The TI report noted that 19 of the world's poorest countries had been granted debt service relief under the Highly Indebted Poor Countries (HIPC) initiative, testifying to their economic reform achievements. However, not one of these countries scored above 4 on the CPI, indicating serious to severe levels of corruption.

Greed, mismanagement

The coalition said these countries still faced the grave risk that money freed from debt payments now entering national budgets would be forfeited to greed, waste or mismanagement.

It said the commitment and resources devoted to qualifying for HIPC must also be applied to winning the fight against corruption.

Stamping out corruption and implementing recipient-led reforms are thus seen as critical to making aid more effective, and to realizing the crucial human and economic development goals that have been set by the international community.
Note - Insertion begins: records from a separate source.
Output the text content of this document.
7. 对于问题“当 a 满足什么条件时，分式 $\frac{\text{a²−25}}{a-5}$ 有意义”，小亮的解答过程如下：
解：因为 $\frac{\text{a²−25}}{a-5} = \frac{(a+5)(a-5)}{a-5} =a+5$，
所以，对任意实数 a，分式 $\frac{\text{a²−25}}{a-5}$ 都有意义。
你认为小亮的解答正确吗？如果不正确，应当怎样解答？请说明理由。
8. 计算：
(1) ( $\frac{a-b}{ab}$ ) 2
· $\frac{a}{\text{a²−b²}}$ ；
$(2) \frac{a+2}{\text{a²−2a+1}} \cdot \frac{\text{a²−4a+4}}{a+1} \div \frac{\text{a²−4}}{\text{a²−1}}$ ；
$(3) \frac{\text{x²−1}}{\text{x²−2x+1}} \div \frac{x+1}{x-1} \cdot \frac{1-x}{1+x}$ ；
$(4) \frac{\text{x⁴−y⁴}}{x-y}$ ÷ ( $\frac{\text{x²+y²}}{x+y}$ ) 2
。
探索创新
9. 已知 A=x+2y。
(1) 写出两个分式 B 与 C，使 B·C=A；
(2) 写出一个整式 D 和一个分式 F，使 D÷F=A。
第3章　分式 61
An increase in perceived corruption from 2004 to 2005 can be measured in countries such as Costa Rica, Gabon, Nepal, Papua New Guinea, Russia, Seychelles, Sri Lanka, Suriname, Trinidad & Tobago and Uruguay.

Graft in rich countries

Conversely, a number of countries and territories show noteworthy improvements -- a decline in perceptions of corruption -- over the past year. They include Estonia, France, Hong Kong, Japan, Jordan, Kazakhstan, Nigeria, Qatar, Taiwan and Turkey.

The report said wealth was not a prerequisite for successful control of corruption.
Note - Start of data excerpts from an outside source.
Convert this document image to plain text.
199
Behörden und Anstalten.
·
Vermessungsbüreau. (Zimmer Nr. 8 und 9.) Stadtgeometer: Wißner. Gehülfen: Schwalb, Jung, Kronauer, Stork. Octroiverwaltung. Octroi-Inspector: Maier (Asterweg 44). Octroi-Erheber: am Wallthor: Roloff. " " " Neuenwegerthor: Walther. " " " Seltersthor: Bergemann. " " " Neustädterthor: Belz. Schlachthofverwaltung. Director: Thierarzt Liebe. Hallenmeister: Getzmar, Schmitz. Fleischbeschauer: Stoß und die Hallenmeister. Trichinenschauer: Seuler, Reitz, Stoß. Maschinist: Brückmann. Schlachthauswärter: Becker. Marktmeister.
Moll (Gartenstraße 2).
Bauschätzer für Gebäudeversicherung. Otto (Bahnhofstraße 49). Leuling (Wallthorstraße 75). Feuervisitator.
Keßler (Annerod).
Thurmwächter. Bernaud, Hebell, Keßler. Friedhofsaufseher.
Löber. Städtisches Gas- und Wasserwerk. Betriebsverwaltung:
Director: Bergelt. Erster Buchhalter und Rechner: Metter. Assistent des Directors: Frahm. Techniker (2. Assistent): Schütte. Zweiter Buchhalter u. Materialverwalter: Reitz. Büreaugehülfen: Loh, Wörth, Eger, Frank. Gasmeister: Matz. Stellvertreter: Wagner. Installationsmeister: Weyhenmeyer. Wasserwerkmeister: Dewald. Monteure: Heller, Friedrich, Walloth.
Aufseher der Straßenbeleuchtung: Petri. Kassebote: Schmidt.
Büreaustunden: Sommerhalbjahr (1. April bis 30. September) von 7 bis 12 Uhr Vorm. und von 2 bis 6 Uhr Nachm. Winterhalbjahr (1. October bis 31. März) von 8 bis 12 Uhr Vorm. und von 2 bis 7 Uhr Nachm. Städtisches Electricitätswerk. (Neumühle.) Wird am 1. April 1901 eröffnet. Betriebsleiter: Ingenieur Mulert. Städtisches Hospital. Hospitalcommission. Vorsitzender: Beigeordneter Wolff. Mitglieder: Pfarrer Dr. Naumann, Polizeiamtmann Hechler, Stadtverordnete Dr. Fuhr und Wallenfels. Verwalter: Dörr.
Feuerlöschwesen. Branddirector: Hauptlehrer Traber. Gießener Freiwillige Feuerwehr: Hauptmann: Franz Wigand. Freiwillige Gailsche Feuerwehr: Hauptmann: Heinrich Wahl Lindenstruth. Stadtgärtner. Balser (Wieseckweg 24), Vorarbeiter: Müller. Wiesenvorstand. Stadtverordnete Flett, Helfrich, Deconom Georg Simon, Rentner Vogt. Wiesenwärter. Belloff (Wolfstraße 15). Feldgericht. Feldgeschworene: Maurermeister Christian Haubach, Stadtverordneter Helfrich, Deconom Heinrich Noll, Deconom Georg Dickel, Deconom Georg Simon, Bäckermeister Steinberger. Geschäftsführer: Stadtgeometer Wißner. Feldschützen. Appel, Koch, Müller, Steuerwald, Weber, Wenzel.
A new long-term analysis of the CPI carried out by corruption expert Johann Graf Lambsdorff showed that the perception of corruption had decreased significantly in lower-income countries such as Estonia, Colombia and Bulgaria over the past decade.
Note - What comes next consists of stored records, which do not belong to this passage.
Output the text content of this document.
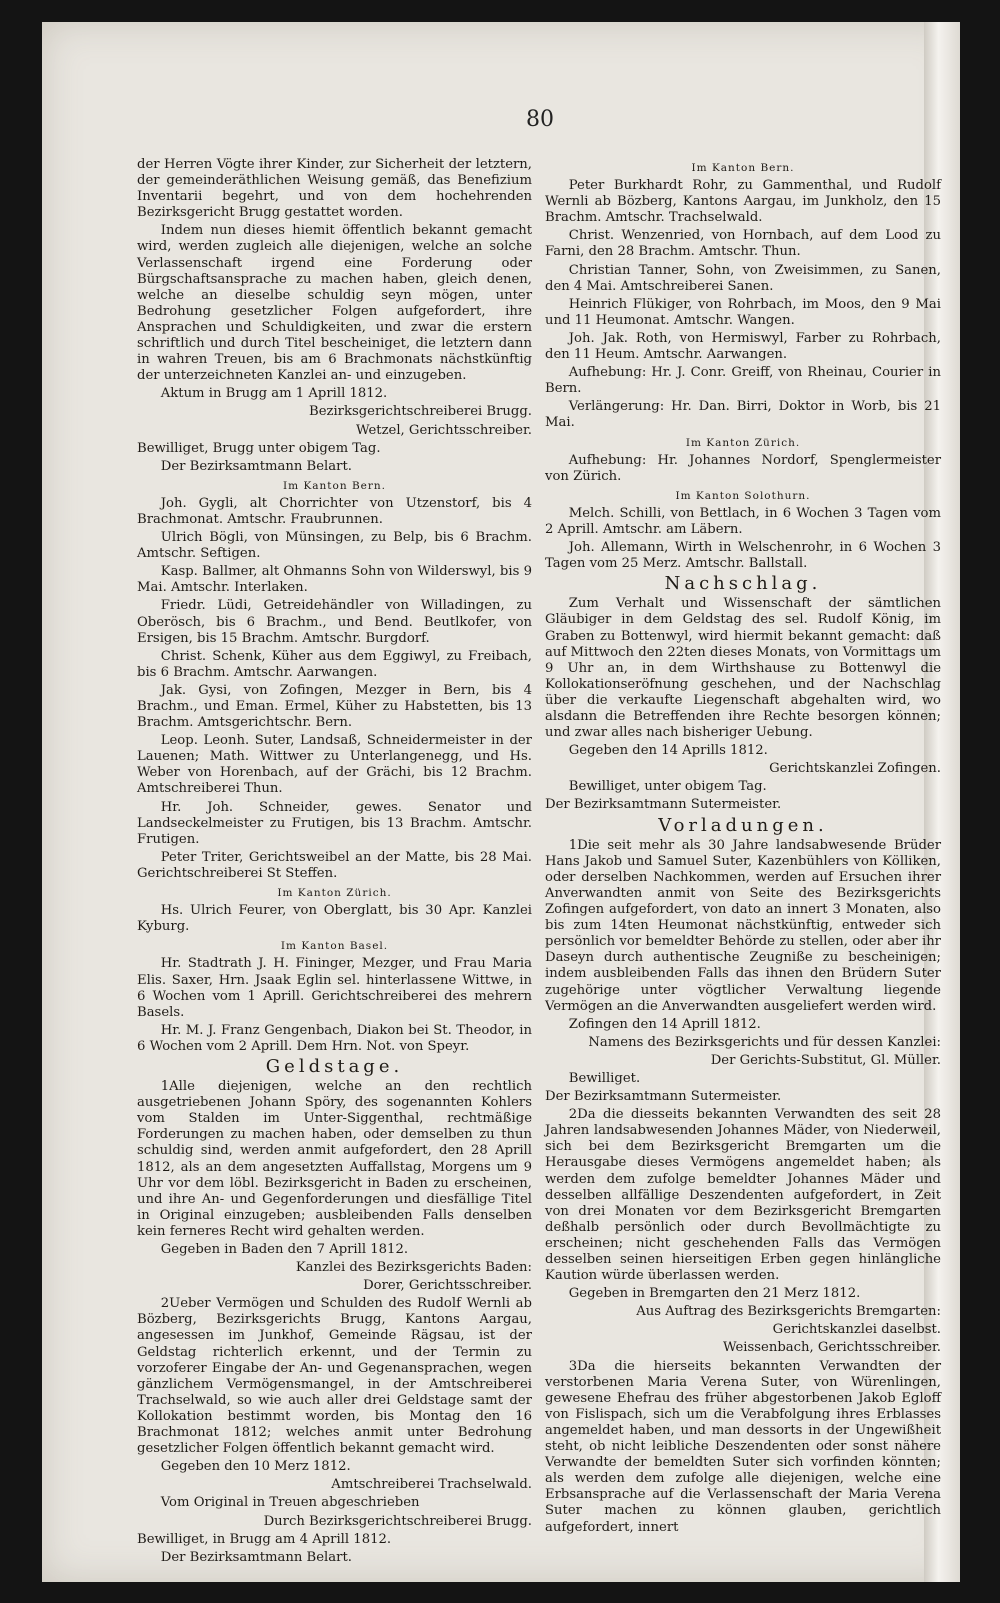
80

der Herren Vögte ihrer Kinder, zur Sicherheit der letztern, der gemeinderäthlichen Weisung gemäß, das Benefizium Inventarii begehrt, und von dem hochehrenden Bezirksgericht Brugg gestattet worden.

Indem nun dieses hiemit öffentlich bekannt gemacht wird, werden zugleich alle diejenigen, welche an solche Verlassenschaft irgend eine Forderung oder Bürgschaftsansprache zu machen haben, gleich denen, welche an dieselbe schuldig seyn mögen, unter Bedrohung gesetzlicher Folgen aufgefordert, ihre Ansprachen und Schuldigkeiten, und zwar die erstern schriftlich und durch Titel bescheiniget, die letztern dann in wahren Treuen, bis am 6 Brachmonats nächstkünftig der unterzeichneten Kanzlei an- und einzugeben.

Aktum in Brugg am 1 Aprill 1812.

Bezirksgerichtschreiberei Brugg.

Wetzel, Gerichtsschreiber.

Bewilliget, Brugg unter obigem Tag.

Der Bezirksamtmann Belart.

Im Kanton Bern.

Joh. Gygli, alt Chorrichter von Utzenstorf, bis 4 Brachmonat. Amtschr. Fraubrunnen.

Ulrich Bögli, von Münsingen, zu Belp, bis 6 Brachm. Amtschr. Seftigen.

Kasp. Ballmer, alt Ohmanns Sohn von Wilderswyl, bis 9 Mai. Amtschr. Interlaken.

Friedr. Lüdi, Getreidehändler von Willadingen, zu Oberösch, bis 6 Brachm., und Bend. Beutlkofer, von Ersigen, bis 15 Brachm. Amtschr. Burgdorf.

Christ. Schenk, Küher aus dem Eggiwyl, zu Freibach, bis 6 Brachm. Amtschr. Aarwangen.

Jak. Gysi, von Zofingen, Mezger in Bern, bis 4 Brachm., und Eman. Ermel, Küher zu Habstetten, bis 13 Brachm. Amtsgerichtschr. Bern.

Leop. Leonh. Suter, Landsaß, Schneidermeister in der Lauenen; Math. Wittwer zu Unterlangenegg, und Hs. Weber von Horenbach, auf der Grächi, bis 12 Brachm. Amtschreiberei Thun.

Hr. Joh. Schneider, gewes. Senator und Landseckelmeister zu Frutigen, bis 13 Brachm. Amtschr. Frutigen.

Peter Triter, Gerichtsweibel an der Matte, bis 28 Mai. Gerichtschreiberei St Steffen.

Im Kanton Zürich.

Hs. Ulrich Feurer, von Oberglatt, bis 30 Apr. Kanzlei Kyburg.

Im Kanton Basel.

Hr. Stadtrath J. H. Fininger, Mezger, und Frau Maria Elis. Saxer, Hrn. Jsaak Eglin sel. hinterlassene Wittwe, in 6 Wochen vom 1 Aprill. Gerichtschreiberei des mehrern Basels.

Hr. M. J. Franz Gengenbach, Diakon bei St. Theodor, in 6 Wochen vom 2 Aprill. Dem Hrn. Not. von Speyr.

Geldstage.

1Alle diejenigen, welche an den rechtlich ausgetriebenen Johann Spöry, des sogenannten Kohlers vom Stalden im Unter-Siggenthal, rechtmäßige Forderungen zu machen haben, oder demselben zu thun schuldig sind, werden anmit aufgefordert, den 28 Aprill 1812, als an dem angesetzten Auffallstag, Morgens um 9 Uhr vor dem löbl. Bezirksgericht in Baden zu erscheinen, und ihre An- und Gegenforderungen und diesfällige Titel in Original einzugeben; ausbleibenden Falls denselben kein ferneres Recht wird gehalten werden.

Gegeben in Baden den 7 Aprill 1812.

Kanzlei des Bezirksgerichts Baden:

Dorer, Gerichtsschreiber.

2Ueber Vermögen und Schulden des Rudolf Wernli ab Bözberg, Bezirksgerichts Brugg, Kantons Aargau, angesessen im Junkhof, Gemeinde Rägsau, ist der Geldstag richterlich erkennt, und der Termin zu vorzoferer Eingabe der An- und Gegenansprachen, wegen gänzlichem Vermögensmangel, in der Amtschreiberei Trachselwald, so wie auch aller drei Geldstage samt der Kollokation bestimmt worden, bis Montag den 16 Brachmonat 1812; welches anmit unter Bedrohung gesetzlicher Folgen öffentlich bekannt gemacht wird.

Gegeben den 10 Merz 1812.

Amtschreiberei Trachselwald.

Vom Original in Treuen abgeschrieben

Durch Bezirksgerichtschreiberei Brugg.

Bewilliget, in Brugg am 4 Aprill 1812.

Der Bezirksamtmann Belart.

Im Kanton Bern.

Peter Burkhardt Rohr, zu Gammenthal, und Rudolf Wernli ab Bözberg, Kantons Aargau, im Junkholz, den 15 Brachm. Amtschr. Trachselwald.

Christ. Wenzenried, von Hornbach, auf dem Lood zu Farni, den 28 Brachm. Amtschr. Thun.

Christian Tanner, Sohn, von Zweisimmen, zu Sanen, den 4 Mai. Amtschreiberei Sanen.

Heinrich Flükiger, von Rohrbach, im Moos, den 9 Mai und 11 Heumonat. Amtschr. Wangen.

Joh. Jak. Roth, von Hermiswyl, Farber zu Rohrbach, den 11 Heum. Amtschr. Aarwangen.

Aufhebung: Hr. J. Conr. Greiff, von Rheinau, Courier in Bern.

Verlängerung: Hr. Dan. Birri, Doktor in Worb, bis 21 Mai.

Im Kanton Zürich.

Aufhebung: Hr. Johannes Nordorf, Spenglermeister von Zürich.

Im Kanton Solothurn.

Melch. Schilli, von Bettlach, in 6 Wochen 3 Tagen vom 2 Aprill. Amtschr. am Läbern.

Joh. Allemann, Wirth in Welschenrohr, in 6 Wochen 3 Tagen vom 25 Merz. Amtschr. Ballstall.

Nachschlag.

Zum Verhalt und Wissenschaft der sämtlichen Gläubiger in dem Geldstag des sel. Rudolf König, im Graben zu Bottenwyl, wird hiermit bekannt gemacht: daß auf Mittwoch den 22ten dieses Monats, von Vormittags um 9 Uhr an, in dem Wirthshause zu Bottenwyl die Kollokationseröfnung geschehen, und der Nachschlag über die verkaufte Liegenschaft abgehalten wird, wo alsdann die Betreffenden ihre Rechte besorgen können; und zwar alles nach bisheriger Uebung.

Gegeben den 14 Aprills 1812.

Gerichtskanzlei Zofingen.

Bewilliget, unter obigem Tag.

Der Bezirksamtmann Sutermeister.

Vorladungen.

1Die seit mehr als 30 Jahre landsabwesende Brüder Hans Jakob und Samuel Suter, Kazenbühlers von Kölliken, oder derselben Nachkommen, werden auf Ersuchen ihrer Anverwandten anmit von Seite des Bezirksgerichts Zofingen aufgefordert, von dato an innert 3 Monaten, also bis zum 14ten Heumonat nächstkünftig, entweder sich persönlich vor bemeldter Behörde zu stellen, oder aber ihr Daseyn durch authentische Zeugniße zu bescheinigen; indem ausbleibenden Falls das ihnen den Brüdern Suter zugehörige unter vögtlicher Verwaltung liegende Vermögen an die Anverwandten ausgeliefert werden wird.

Zofingen den 14 Aprill 1812.

Namens des Bezirksgerichts und für dessen Kanzlei:

Der Gerichts-Substitut, Gl. Müller.

Bewilliget.

Der Bezirksamtmann Sutermeister.

2Da die diesseits bekannten Verwandten des seit 28 Jahren landsabwesenden Johannes Mäder, von Niederweil, sich bei dem Bezirksgericht Bremgarten um die Herausgabe dieses Vermögens angemeldet haben; als werden dem zufolge bemeldter Johannes Mäder und desselben allfällige Deszendenten aufgefordert, in Zeit von drei Monaten vor dem Bezirksgericht Bremgarten deßhalb persönlich oder durch Bevollmächtigte zu erscheinen; nicht geschehenden Falls das Vermögen desselben seinen hierseitigen Erben gegen hinlängliche Kaution würde überlassen werden.

Gegeben in Bremgarten den 21 Merz 1812.

Aus Auftrag des Bezirksgerichts Bremgarten:

Gerichtskanzlei daselbst.

Weissenbach, Gerichtsschreiber.

3Da die hierseits bekannten Verwandten der verstorbenen Maria Verena Suter, von Würenlingen, gewesene Ehefrau des früher abgestorbenen Jakob Egloff von Fislispach, sich um die Verabfolgung ihres Erblasses angemeldet haben, und man dessorts in der Ungewißheit steht, ob nicht leibliche Deszendenten oder sonst nähere Verwandte der bemeldten Suter sich vorfinden könnten; als werden dem zufolge alle diejenigen, welche eine Erbsansprache auf die Verlassenschaft der Maria Verena Suter machen zu können glauben, gerichtlich aufgefordert, innert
In the case of higher-income countries, such as Canada and Ireland, however, there has been a marked increase in the perception of corruption over the past 10 years, showing that even wealthy, high-scoring countries must work to maintain a climate of integrity.

Sharing the burden

Similarly, the responsibility in the fight against corruption does not fall solely on lower-income countries, the report said.

The TI said wealthier countries, apart from facing numerous corruption cases within their own borders, must share the burden by ensuring that their companies were not involved in corrupt practices abroad.

It also said offenders must be prosecuted and barred from public bidding.

Government secrecy

The opportunity for ensuring sustainable progress also lies in the hands of the World Trade Organization, which needs to actively promote transparency and anticorruption in global trade, the coalition stressed.

"The lessons are clear: risk factors such as government secrecy, inappropriate influence of elite groups and distorted political finance apply to both wealthy and poorer countries, and no rich country is immune to the scourge of corruption," the report said.